Sex & Politics

About “Sh!t Our Parents Never Told Us”

Mallory Culbert
3 min readJul 13, 2021

HI, QUEERS. And welcome. Strap yourselves in.

(Yes that pun was intended. If you didn’t get it, we have our work cut out for us.)

I’m just going to say it: sex isn’t just for procreation. We fuck for fun and for revenge. We have sex to build bonds and because we’re in love. We screw because we’re bored and because we crave pleasure. We do it when we’re sad, alone, or happy. Contrary to what 7th grade health class taught my Texas town, sex isn’t just about penetration, and sex education isn’t just about sex. Sex education is about all of the things leading up to, shaping, surrounding, and including our sex lives.

In the united states, racial capitalism (the legacy of an economy built on the free and cheap labor of Black enslaved people) shapes and surrounds our relationships. It maintains an unfair legal and social culture that underscores how we interact with one another, shaped by long-enduring means of control in the form of racial and gender hierarchies. Sex and drug education in the settler-colonial united states of america must be political because sex and drugs are political. They are political because the way we interact with sex and with drugs is inextricably tied to our access to power and self-governance. Both race and gender inform your “worth” (and your humanity) in a deregulated capitalist economy: Within racial capitalism, power comes from being hegemonically white and male.
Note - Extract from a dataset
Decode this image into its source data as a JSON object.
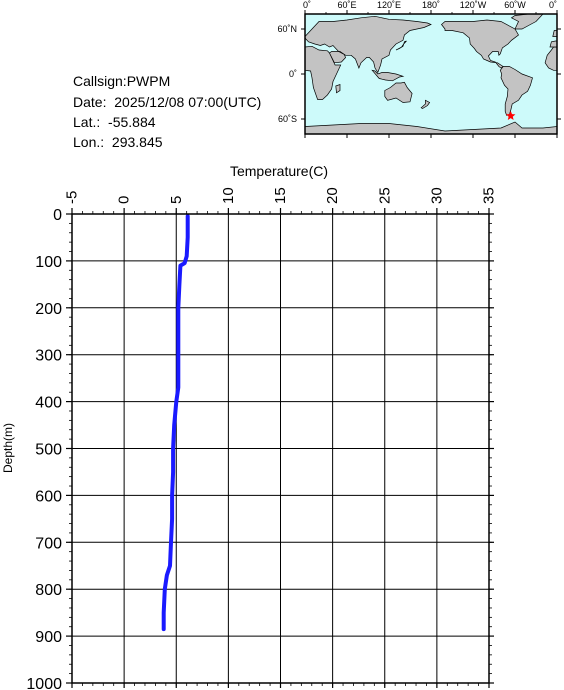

Queerness is political: to be “queer” is to deviate from the norm. But who gets to decide what’s truly “normal?” In the u.s., what’s normal is dictated by White Supremacy Culture: “The two genders” we’ve been confined within as the price to (unwillingly) participate in american society were borne from the creation of a racial hierarchy with cis-het white men situated on top. Our sexual relationships are regulated by bureaucracy; the few meager illusions of power and self-determination that exist are regulated by The State. From the politics of desire to sexual liberation, we must decolonize our existence and detach our worth from our cash-value.

This project is an ode to all of you, who taught yourselves about desire using those porno anime drawing books; to all of you who could only get off to gay porn until a certain age; to all you who learned to masturbate with a vibrating toothbrush; to all of you who put a tampon in the wrong hole the first time; to all of you who found youthful solace on Grindr; for all of you who accidentally played lesbian porn through your parents’ Bluetooth speaker; for all of you whose worst childhood moments and mistakes are online forever; and to all of the parents who tried to shelter us from our true selves.

Sh!t Our Parents Never Told Us was founded on the idea that the internet raised us in a post-modern world where information (wrong, right, or both) constantly floods our feeds and our minds. In a society where sexual liberation is inexorably tied to performance that’s palatable to the cishet white male gaze, where true freedom is acknowledging that we don’t exist in a vacuum, where we’re doing what we can despite these omnipresent influences and inescapable systems of oppression — this is what my parents never told me. This is for the queers who never got what we needed.